To test the cooling flow model of early-type galaxies , we obtained a complete magnitude-limited sample of 34 early-type galaxies , observed with the PSPC and HRI on ROSAT .
The X-ray to optical distribution of galaxies implies a lower envelope that is consistent with the stellar emission inferred from Cen A .
When this stellar component is removed , the gaseous emission is related to the optical luminosity by L _ { X } \propto L _ { B } ^ { m } , where m = 3.0-3.5 , significantly steeper than the standard theory ( m = 1.7 ) .
The dispersion about the correlation is large , with a full range of 30-100 in L _ { X } for fixed L _ { B } .
The X-ray temperature is related to the velocity dispersion temperature as T _ { X } \propto T _ { \sigma } ^ { n } , where n = 1.43 \pm 0.21 , although for several galaxies , T _ { X } is about twice T _ { \sigma } .

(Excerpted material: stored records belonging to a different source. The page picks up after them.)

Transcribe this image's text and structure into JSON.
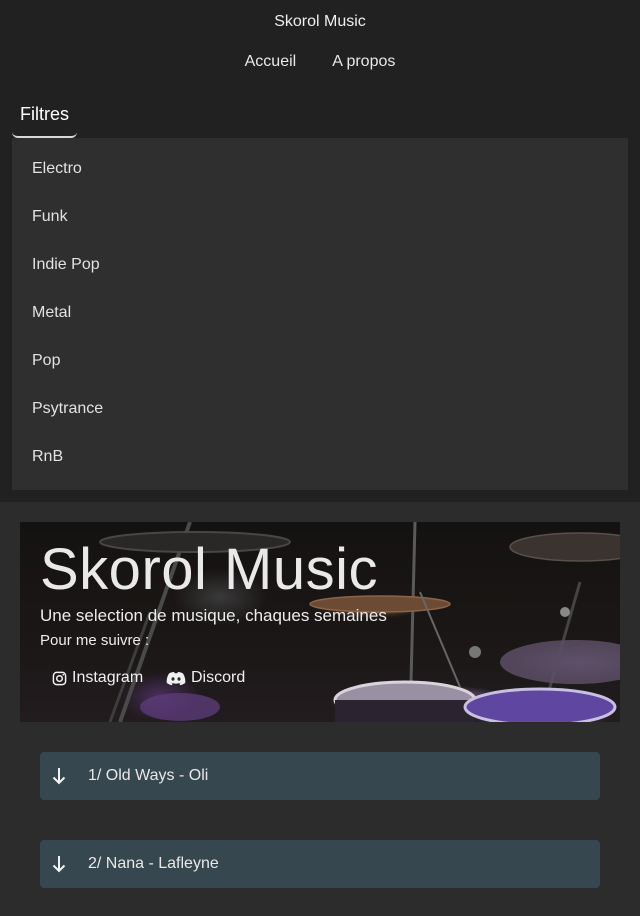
{
  "header": {
    "site_title": "Skorol Music",
    "nav": [
      {
        "label": "Accueil"
      },
      {
        "label": "A propos"
      }
    ]
  },
  "filters": {
    "tab_label": "Filtres",
    "items": [
      "Electro",
      "Funk",
      "Indie Pop",
      "Metal",
      "Pop",
      "Psytrance",
      "RnB"
    ]
  },
  "hero": {
    "title": "Skorol Music",
    "subtitle": "Une selection de musique, chaques semaines",
    "follow_label": "Pour me suivre :",
    "socials": [
      {
        "label": "Instagram",
        "icon": "instagram-icon"
      },
      {
        "label": "Discord",
        "icon": "discord-icon"
      }
    ]
  },
  "tracks": [
    {
      "label": "1/ Old Ways - Oli",
      "icon": "arrow-down-icon"
    },
    {
      "label": "2/ Nana - Lafleyne",
      "icon": "arrow-down-icon"
    }
  ],
  "colors": {
    "page_bg": "#2c2c2c",
    "header_bg": "#212121",
    "panel_bg": "#2f2f2f",
    "track_bg": "#37474f"
  }
}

The excessively hot galaxies are generally the most luminous and are associated with the richest environments .
We suggest a model whereby environment influences the X-ray behavior of these galaxies : early-type galaxies attempt to drive partial or total galactic winds , which can be stifled by the pressure of their environment .
Stifled winds should lead to hotter and higher luminosity systems , which would occur most commonly in the richest environments , as observed .